Accueil Santé animale

Boiteries en élevage laitier: en cas de doute, levez le pied

Bien plus importants en élevage laitier qu’en viandeux, les problèmes de boiteries ne sont pas à prendre à la légère. Si les causes sont multi-factorielles, les problèmes de pieds peuvent peser lourdement sur le bien-être de l’animal, la santé du troupeau et celle du porte-feuilles, tant la santé et la production des animaux touchés peuvent être mises à mal. Arnaud Sartelet, de la faculté vétérinaire de l’ULg, revient sur son expérience.

Temps de lecture : 8 min

Moins de trois lactations par vache – 2,7 en Wallonie, selon l’awé –, c’est le nombre moyen de lactations par vache avant réforme dans les exploitations laitières ! Les causes ? Les boiteries, au même titre que les mammites et autres troubles liés à la reproduction. Il est donc important de prévenir ces soucis de pied et/ou d’agir rapidement le cas échéant ! En effet, une boiterie négligée ou mal traitée peut avoir de lourdes répercussions, tant sur les plans économique que zootechniques (diminution des déplacements, de l’appétit, chute de la production, de la fertilité…).

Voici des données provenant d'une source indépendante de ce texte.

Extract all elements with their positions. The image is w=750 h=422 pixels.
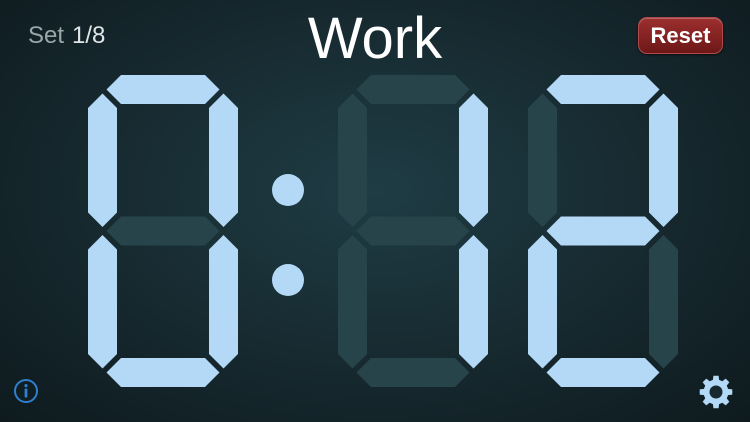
segment-top-right [209,93,238,227]
segment-bottom [106,358,220,387]
segment-top [546,75,660,104]
segment-top-left [338,93,367,227]
info-icon[interactable] [13,378,39,404]
gear-hole [709,385,723,399]
segment-top-left [88,93,117,227]
segment-bottom-right [459,235,488,369]
segment-bottom-right [649,235,678,369]
timer-colon [272,174,304,296]
gear-icon[interactable] [696,372,736,412]
segment-top [106,75,220,104]
segment-top [356,75,470,104]
segment-bottom-right [209,235,238,369]
segment-top-right [649,93,678,227]
segment-bottom [356,358,470,387]
colon-dot-lower [272,264,304,296]
timer-digit-3 [528,75,678,387]
segment-middle [356,216,470,246]
segment-middle [106,216,220,246]
segment-bottom-left [88,235,117,369]
timer-digit-1 [88,75,238,387]
timer-digit-2 [338,75,488,387]
segment-bottom [546,358,660,387]
segment-top-left [528,93,557,227]
seven-segment-display [88,75,678,387]
segment-bottom-left [528,235,557,369]
segment-bottom-left [338,235,367,369]
segment-top-right [459,93,488,227]
colon-dot-upper [272,174,304,206]
segment-middle [546,216,660,246]
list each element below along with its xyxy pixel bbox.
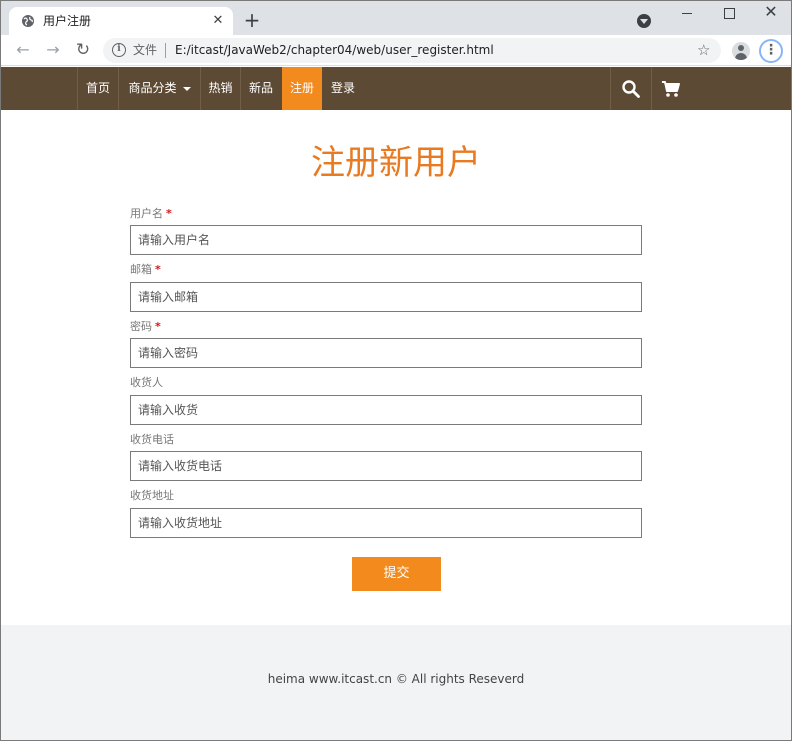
receiver-phone-label: 收货电话 (130, 433, 174, 446)
nav-divider (651, 67, 652, 110)
back-arrow-icon[interactable]: ← (13, 40, 33, 60)
reload-icon[interactable]: ↻ (73, 40, 93, 60)
footer-copyright: heima www.itcast.cn © All rights Resever… (267, 672, 525, 686)
address-scheme-label: 文件 (133, 43, 158, 57)
close-tab-icon[interactable]: ✕ (209, 12, 227, 30)
email-input[interactable] (130, 282, 642, 312)
profile-avatar-icon[interactable] (732, 42, 750, 60)
tab-title: 用户注册 (43, 14, 92, 28)
receiver-label: 收货人 (130, 376, 163, 389)
required-mark: * (155, 263, 161, 276)
receiver-address-input[interactable] (130, 508, 642, 538)
globe-icon (22, 15, 34, 27)
cart-icon[interactable] (661, 79, 681, 99)
browser-window: 用户注册 ✕ + ✕ ← → ↻ i 文件 E:/itcast/JavaWeb2… (0, 0, 792, 741)
bookmark-star-icon[interactable]: ☆ (697, 41, 710, 59)
nav-item-register[interactable]: 注册 (282, 67, 322, 110)
nav-item-login[interactable]: 登录 (323, 67, 363, 110)
minimize-button[interactable] (677, 3, 697, 23)
required-mark: * (155, 320, 161, 333)
caret-down-icon (182, 86, 191, 91)
maximize-button[interactable] (719, 3, 739, 23)
browser-toolbar: ← → ↻ i 文件 E:/itcast/JavaWeb2/chapter04/… (1, 35, 791, 66)
tab-user-register[interactable]: 用户注册 ✕ (9, 7, 233, 35)
nav-item-new[interactable]: 新品 (241, 67, 281, 110)
password-input[interactable] (130, 338, 642, 368)
username-label: 用户名 * (130, 207, 172, 220)
address-url[interactable]: E:/itcast/JavaWeb2/chapter04/web/user_re… (175, 43, 494, 58)
nav-item-categories-label: 商品分类 (128, 81, 177, 95)
info-icon[interactable]: i (112, 43, 126, 57)
receiver-phone-input[interactable] (130, 451, 642, 481)
forward-arrow-icon[interactable]: → (43, 40, 63, 60)
password-label: 密码 * (130, 320, 161, 333)
page-footer: heima www.itcast.cn © All rights Resever… (1, 625, 791, 740)
address-separator (165, 43, 166, 58)
required-mark: * (166, 207, 172, 220)
site-nav-bar: 首页 商品分类 热销 新品 注册 登录 (1, 67, 791, 110)
submit-button[interactable]: 提交 (352, 557, 441, 591)
search-icon[interactable] (621, 79, 641, 99)
nav-divider (610, 67, 611, 110)
email-label: 邮箱 * (130, 263, 161, 276)
window-close-button[interactable]: ✕ (761, 1, 781, 23)
tab-strip: 用户注册 ✕ + ✕ (1, 1, 791, 35)
address-bar[interactable]: i 文件 E:/itcast/JavaWeb2/chapter04/web/us… (103, 38, 721, 63)
browser-menu-icon[interactable]: ⋮ (759, 39, 783, 63)
new-tab-button[interactable]: + (241, 10, 263, 32)
page-title: 注册新用户 (311, 143, 481, 183)
receiver-input[interactable] (130, 395, 642, 425)
nav-item-categories[interactable]: 商品分类 (119, 67, 200, 110)
tab-search-icon[interactable] (637, 14, 651, 28)
username-input[interactable] (130, 225, 642, 255)
nav-item-hot[interactable]: 热销 (201, 67, 240, 110)
nav-item-home[interactable]: 首页 (78, 67, 118, 110)
receiver-address-label: 收货地址 (130, 489, 174, 502)
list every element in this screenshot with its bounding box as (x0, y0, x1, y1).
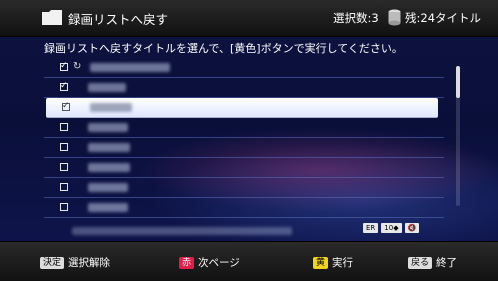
yellow-key: 黄 (313, 256, 329, 269)
back-key: 戻る (408, 256, 433, 269)
deselect-label: 選択解除 (68, 257, 111, 269)
list-item[interactable]: ↻ (44, 58, 444, 78)
audio-badge: 🔇 (404, 223, 420, 233)
deselect-button[interactable]: 決定 選択解除 (40, 255, 110, 270)
list-item[interactable] (44, 118, 444, 138)
scrollbar-thumb[interactable] (456, 66, 460, 98)
list-item[interactable] (44, 178, 444, 198)
list-item[interactable] (44, 158, 444, 178)
title-list: ↻ (44, 58, 444, 218)
list-item[interactable] (44, 78, 444, 98)
list-item[interactable] (44, 198, 444, 218)
title-text-blurred (88, 83, 126, 92)
selected-count: 選択数:3 (333, 11, 379, 25)
checkbox[interactable] (62, 100, 70, 112)
checkbox[interactable] (60, 143, 68, 151)
title-text-blurred (88, 143, 130, 152)
folder-icon (42, 10, 62, 25)
mode-badge: 10◆ (381, 223, 402, 233)
enter-key: 決定 (40, 256, 65, 269)
footer-bar: 決定 選択解除 赤 次ページ 黄 実行 戻る 終了 (0, 241, 498, 281)
execute-button[interactable]: 黄 実行 (313, 255, 353, 270)
title-text-blurred (88, 183, 128, 192)
er-badge: ER (363, 223, 379, 233)
red-key: 赤 (179, 256, 195, 269)
checkbox[interactable] (60, 183, 68, 191)
checkbox[interactable] (60, 60, 68, 72)
list-item-selected[interactable] (46, 98, 438, 118)
disk-icon (388, 9, 401, 26)
title-text-blurred (88, 203, 128, 212)
protect-icon: ↻ (73, 61, 82, 72)
list-item[interactable] (44, 138, 444, 158)
checkbox[interactable] (60, 123, 68, 131)
remaining-titles: 残:24タイトル (405, 11, 482, 25)
title-text-blurred (88, 163, 130, 172)
status-badges: ER 10◆ 🔇 (363, 223, 420, 233)
header-bar: 録画リストへ戻す 選択数:3 残:24タイトル (0, 0, 498, 37)
page-title: 録画リストへ戻す (68, 12, 169, 27)
checkbox[interactable] (60, 203, 68, 211)
checkbox[interactable] (60, 80, 68, 92)
title-text-blurred (88, 123, 128, 132)
next-page-label: 次ページ (198, 257, 240, 269)
title-text-blurred (90, 63, 170, 72)
detail-text-blurred (72, 227, 292, 235)
exit-button[interactable]: 戻る 終了 (408, 255, 457, 270)
checkbox[interactable] (60, 163, 68, 171)
next-page-button[interactable]: 赤 次ページ (179, 255, 240, 270)
exit-label: 終了 (436, 257, 458, 269)
instruction-text: 録画リストへ戻すタイトルを選んで、[黄色]ボタンで実行してください。 (44, 42, 403, 55)
scrollbar[interactable] (456, 66, 460, 206)
title-text-blurred (90, 103, 132, 112)
execute-label: 実行 (332, 257, 354, 269)
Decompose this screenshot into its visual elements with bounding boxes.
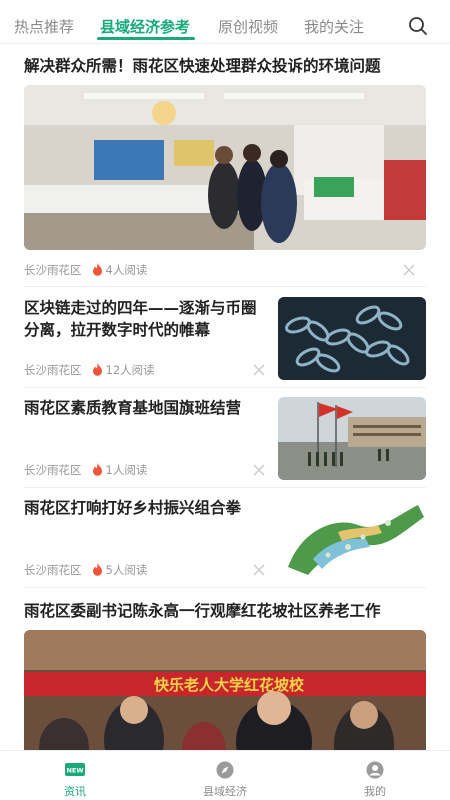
news-icon: NEW <box>65 763 85 776</box>
nav-news-label: 资讯 <box>64 785 86 798</box>
article-read-count: 4人阅读 <box>105 263 148 277</box>
article-title[interactable]: 区块链走过的四年——逐渐与币圈分离，拉开数字时代的帷幕 <box>24 297 264 341</box>
nav-mine-label: 我的 <box>364 785 386 798</box>
nav-news[interactable]: NEW 资讯 <box>0 751 150 800</box>
fire-icon <box>92 463 102 476</box>
search-icon[interactable] <box>408 16 428 36</box>
article-read-count: 5人阅读 <box>105 563 148 577</box>
news-feed[interactable]: 解决群众所需！雨花区快速处理群众投诉的环境问题 长沙雨花区 4人阅读 区块链走过… <box>0 45 450 750</box>
divider <box>24 487 426 488</box>
bottom-nav: NEW 资讯 县域经济 我的 <box>0 750 450 800</box>
article-source: 长沙雨花区 <box>24 563 82 577</box>
article-meta: 长沙雨花区 5人阅读 <box>24 562 147 578</box>
tab-county-economy[interactable]: 县域经济参考 <box>100 16 190 37</box>
active-tab-indicator <box>97 37 195 40</box>
tab-hot-recommend[interactable]: 热点推荐 <box>14 16 74 37</box>
article-title[interactable]: 雨花区委副书记陈永高一行观摩红花坡社区养老工作 <box>24 600 429 622</box>
nav-county-economy-label: 县域经济 <box>203 785 247 798</box>
article-source: 长沙雨花区 <box>24 463 82 477</box>
blockchain-chain-photo[interactable] <box>278 297 426 380</box>
top-tab-bar: 热点推荐 县域经济参考 原创视频 我的关注 <box>0 0 450 44</box>
article-read-count: 12人阅读 <box>105 363 155 377</box>
divider <box>24 587 426 588</box>
fire-icon <box>92 363 102 376</box>
close-icon[interactable] <box>403 264 415 276</box>
nav-mine[interactable]: 我的 <box>300 751 450 800</box>
article-meta: 长沙雨花区 12人阅读 <box>24 362 155 378</box>
article-meta: 长沙雨花区 1人阅读 <box>24 462 147 478</box>
article-read-count: 1人阅读 <box>105 463 148 477</box>
article-meta: 长沙雨花区 4人阅读 <box>24 262 147 278</box>
article-source: 长沙雨花区 <box>24 263 82 277</box>
community-visit-photo[interactable]: 快乐老人大学红花坡校 <box>24 630 426 750</box>
fire-icon <box>92 263 102 276</box>
article-title[interactable]: 雨花区打响打好乡村振兴组合拳 <box>24 497 264 519</box>
flag-ceremony-photo[interactable] <box>278 397 426 480</box>
kitchen-photo[interactable] <box>24 85 426 250</box>
close-icon[interactable] <box>253 564 265 576</box>
new-badge: NEW <box>66 767 83 775</box>
fire-icon <box>92 563 102 576</box>
close-icon[interactable] <box>253 464 265 476</box>
article-title[interactable]: 雨花区素质教育基地国旗班结营 <box>24 397 264 419</box>
tab-original-video[interactable]: 原创视频 <box>218 16 278 37</box>
compass-icon <box>216 761 234 779</box>
divider <box>24 286 426 287</box>
article-source: 长沙雨花区 <box>24 363 82 377</box>
divider <box>24 387 426 388</box>
banner-text: 快乐老人大学红花坡校 <box>154 676 305 694</box>
user-icon <box>366 761 384 779</box>
tab-my-follow[interactable]: 我的关注 <box>304 16 364 37</box>
close-icon[interactable] <box>253 364 265 376</box>
rural-aerial-photo[interactable] <box>278 497 426 580</box>
nav-county-economy[interactable]: 县域经济 <box>150 751 300 800</box>
article-title[interactable]: 解决群众所需！雨花区快速处理群众投诉的环境问题 <box>24 55 429 77</box>
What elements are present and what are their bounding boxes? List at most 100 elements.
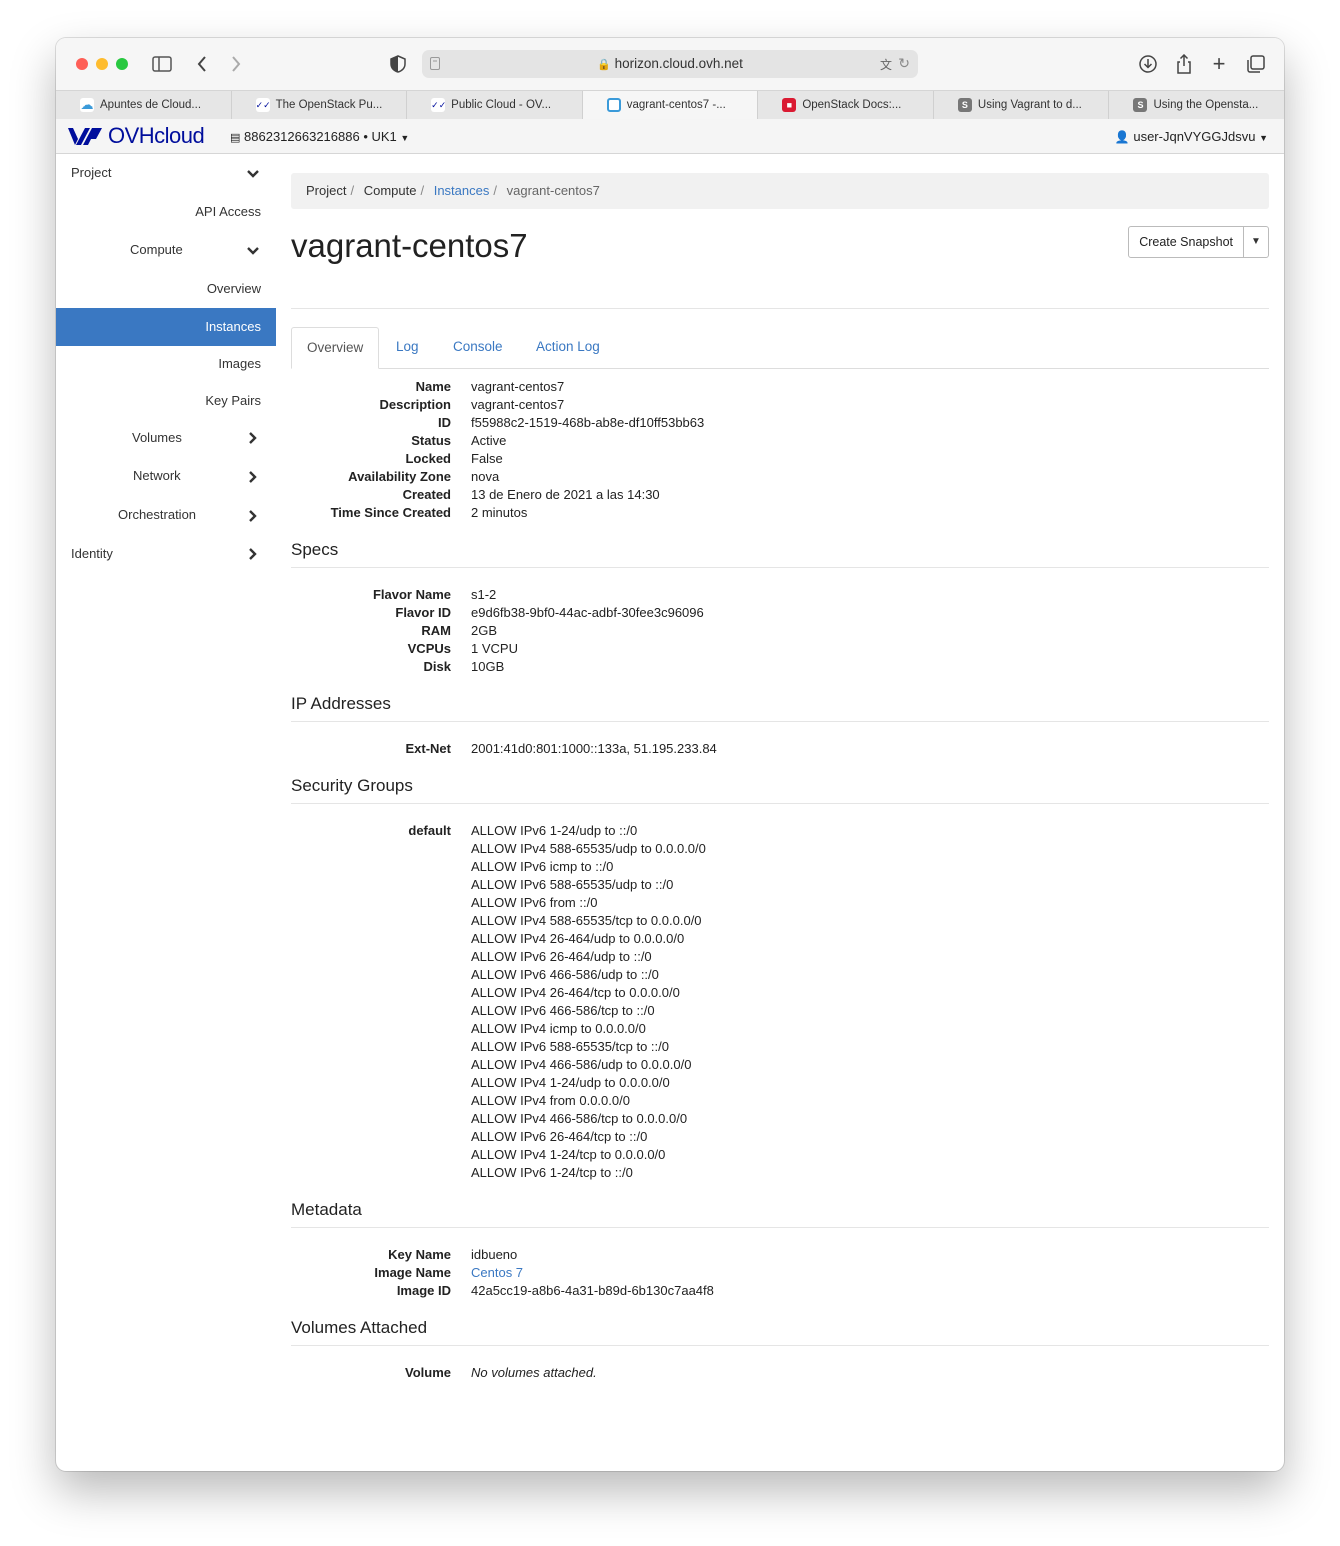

Arnaud Sartelet, vétérinaire à l’ULg, est régulièrement appelé en ferme pour des parages curatifs. « Si certaines races laitières plus rustiques rencontrent moins de problèmes de cet ordre, la Pie noire holstein a des besoins métaboliques supérieurs et une sensibilité plus élevée au niveau des pieds. Or, nombreuses sont les exploitations où les animaux n’ont plus la possibilité de sortir, où les logettes ne sont pas adaptées à la taille des animaux, où les aires ne sont plus paillées mais bétonnées et donc plus abrasives (caillebottis, des sols bétonnés avec racloirs)… Les pieds sont donc souvent plus mis à contribution et bien plus sous pression. »

Si les problèmes peuvent survenir toute l’année, la saison en pâturage est généralement un phénomène positif, un facteur améliorant pour tout ce qui est problèmes de boiteries. Arnaud Sartelet : « La pression sur les onglons est moindre, l’hygiène est meilleure. A contrario, si l’on est face à un été pluvieux, que les prairies sont détrempées, la chaleur, l’humidité, la concentration des animaux… peuvent permettre la propagation de maladies à tout le troupeau, dont celle de Mortellaro notamment, pour autant qu’un individu soit porteur. »

Un phénomène surtout péri-partum

La période péri-partum est vraiment un moment critique pour les laitières. Celles qui produisent entre 30 et 40 l par jour connaissent toujours une phase de balance énergétique négative autour du vêlage. Amaigrissement, acétonémie, sensibilité aux phénomènes endotoxémiques (mammites, métrites), relâchement des ligaments, statut physiologique différent, chute d’immunité… sont autant de facteurs qui peuvent provoquer l’apparition de boiteries et de fourbures.

Davantage de problèmes à l’arrière

Les onglons sont responsables de la mobilité du pied et du confort des animaux. Ils déterminent donc non seulement l’ingestion mais également la production laitière des animaux.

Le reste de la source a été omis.